Pertama, Pengertian Hijab Hanya Sebatas Tirai Penghalang
Masyarakat kita memahami bahwa yang dinamakan sebagai hijab adalah penutup kepala atau kerudung. Sehingga orang-orang akan mengatakan, "kenakan hijabmu". Padahal definisi hijab bukanlah kerudung atau penutup kepala, melainkan penghalang, tabir, atau pembatas. Pengertiannya hanya sebatas itu saja. Adapun konteks pada masa nabi yang menjadi sebab turunnya ayat hijab ini adalah, kala itu nabi sedang mengadakan resepsi atas pernikahannya dengan Zainab binti Jahsy mantan istri anak angkat nabi yaitu Zaid bin Usamah. Profil nabi yang demikian ramah membuat para sahabat betah untuk berlama-lama cangkrukan di rumah nabi. Padahal, sebagai pengantin baru kala itu, nabi tentu juga membutuhkan privasi.
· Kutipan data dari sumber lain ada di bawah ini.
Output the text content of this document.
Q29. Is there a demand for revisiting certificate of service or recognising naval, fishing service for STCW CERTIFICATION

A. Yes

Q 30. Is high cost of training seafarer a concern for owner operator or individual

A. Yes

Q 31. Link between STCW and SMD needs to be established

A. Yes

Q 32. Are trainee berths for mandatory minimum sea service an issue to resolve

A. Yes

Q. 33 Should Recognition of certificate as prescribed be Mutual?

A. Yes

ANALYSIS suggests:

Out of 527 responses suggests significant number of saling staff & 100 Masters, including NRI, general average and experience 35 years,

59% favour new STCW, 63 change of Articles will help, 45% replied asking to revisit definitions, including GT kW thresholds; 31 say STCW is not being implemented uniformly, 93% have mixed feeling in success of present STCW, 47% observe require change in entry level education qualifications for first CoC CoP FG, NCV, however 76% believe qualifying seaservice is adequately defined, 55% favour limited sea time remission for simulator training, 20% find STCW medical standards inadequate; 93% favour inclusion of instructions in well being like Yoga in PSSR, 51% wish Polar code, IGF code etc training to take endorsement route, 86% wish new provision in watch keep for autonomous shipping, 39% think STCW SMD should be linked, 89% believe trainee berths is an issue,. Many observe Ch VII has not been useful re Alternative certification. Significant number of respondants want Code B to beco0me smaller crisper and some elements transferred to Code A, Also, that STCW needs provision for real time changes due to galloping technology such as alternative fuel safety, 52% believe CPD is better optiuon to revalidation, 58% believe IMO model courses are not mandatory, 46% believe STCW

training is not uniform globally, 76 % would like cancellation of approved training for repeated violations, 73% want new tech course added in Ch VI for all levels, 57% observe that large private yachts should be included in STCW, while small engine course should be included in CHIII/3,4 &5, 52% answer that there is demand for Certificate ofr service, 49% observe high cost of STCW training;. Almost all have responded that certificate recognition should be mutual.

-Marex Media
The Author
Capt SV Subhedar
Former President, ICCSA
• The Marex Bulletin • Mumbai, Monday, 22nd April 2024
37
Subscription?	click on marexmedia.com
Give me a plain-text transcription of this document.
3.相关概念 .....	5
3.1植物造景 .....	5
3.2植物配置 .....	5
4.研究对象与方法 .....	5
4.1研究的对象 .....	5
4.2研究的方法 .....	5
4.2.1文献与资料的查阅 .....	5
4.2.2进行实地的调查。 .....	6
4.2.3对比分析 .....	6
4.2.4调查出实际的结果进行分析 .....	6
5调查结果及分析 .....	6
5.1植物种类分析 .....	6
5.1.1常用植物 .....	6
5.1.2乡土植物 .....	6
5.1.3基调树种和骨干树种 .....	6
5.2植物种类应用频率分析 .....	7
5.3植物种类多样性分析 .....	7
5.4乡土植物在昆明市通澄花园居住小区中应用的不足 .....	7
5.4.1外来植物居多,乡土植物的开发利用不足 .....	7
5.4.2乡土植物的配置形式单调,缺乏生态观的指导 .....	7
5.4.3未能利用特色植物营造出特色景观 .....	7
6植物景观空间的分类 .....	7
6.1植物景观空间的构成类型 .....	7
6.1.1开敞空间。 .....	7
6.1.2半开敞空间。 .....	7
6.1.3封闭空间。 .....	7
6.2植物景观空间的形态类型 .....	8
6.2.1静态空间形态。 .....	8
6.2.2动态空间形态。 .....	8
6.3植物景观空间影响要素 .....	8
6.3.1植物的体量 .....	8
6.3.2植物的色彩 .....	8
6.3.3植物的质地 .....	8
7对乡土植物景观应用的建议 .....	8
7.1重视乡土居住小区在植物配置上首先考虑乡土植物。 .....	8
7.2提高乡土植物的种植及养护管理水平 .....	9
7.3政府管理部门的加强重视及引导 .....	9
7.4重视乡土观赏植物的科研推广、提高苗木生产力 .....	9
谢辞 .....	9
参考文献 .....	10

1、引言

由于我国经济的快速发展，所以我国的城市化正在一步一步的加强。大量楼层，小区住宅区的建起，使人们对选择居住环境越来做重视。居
Apalagi jika membayangkan rumah nabi yang hanya sepetak kubus, tentu tidak ada privasi sama sekali. Oleh karenanya Tuhan memerintahkan kepada istri-istri nabi agar mengenakan tirai penghalang saat hendak berbicara dengan para sahabat nabi yang juga kaum mukmin ini. Hal ini tentu karena istri-istri nabi adalah perempuan-perempuan mukminah yang mulia, sehingga wajar apabila Tuhan mengkhususkan mereka untuk mengenakan hijab atau penghalang ketika berbicara dengan orang-orang mukmin. Perintah untuk mengenakan hijab sendiri terdapat dalam Surah Al-Ahzab ayat 53. Meskipun demikian, ayat ini tidak hanya menerangkan anjuran agar mengenakan hijab saja, tetapi juga menerangkan tentang etika yang harus diperhatikan saat menghadiri perjamuan yang diselenggarakan oleh nabi dan larangan untuk mengawini mantan istri-istri nabi setelah wafatnya nabi.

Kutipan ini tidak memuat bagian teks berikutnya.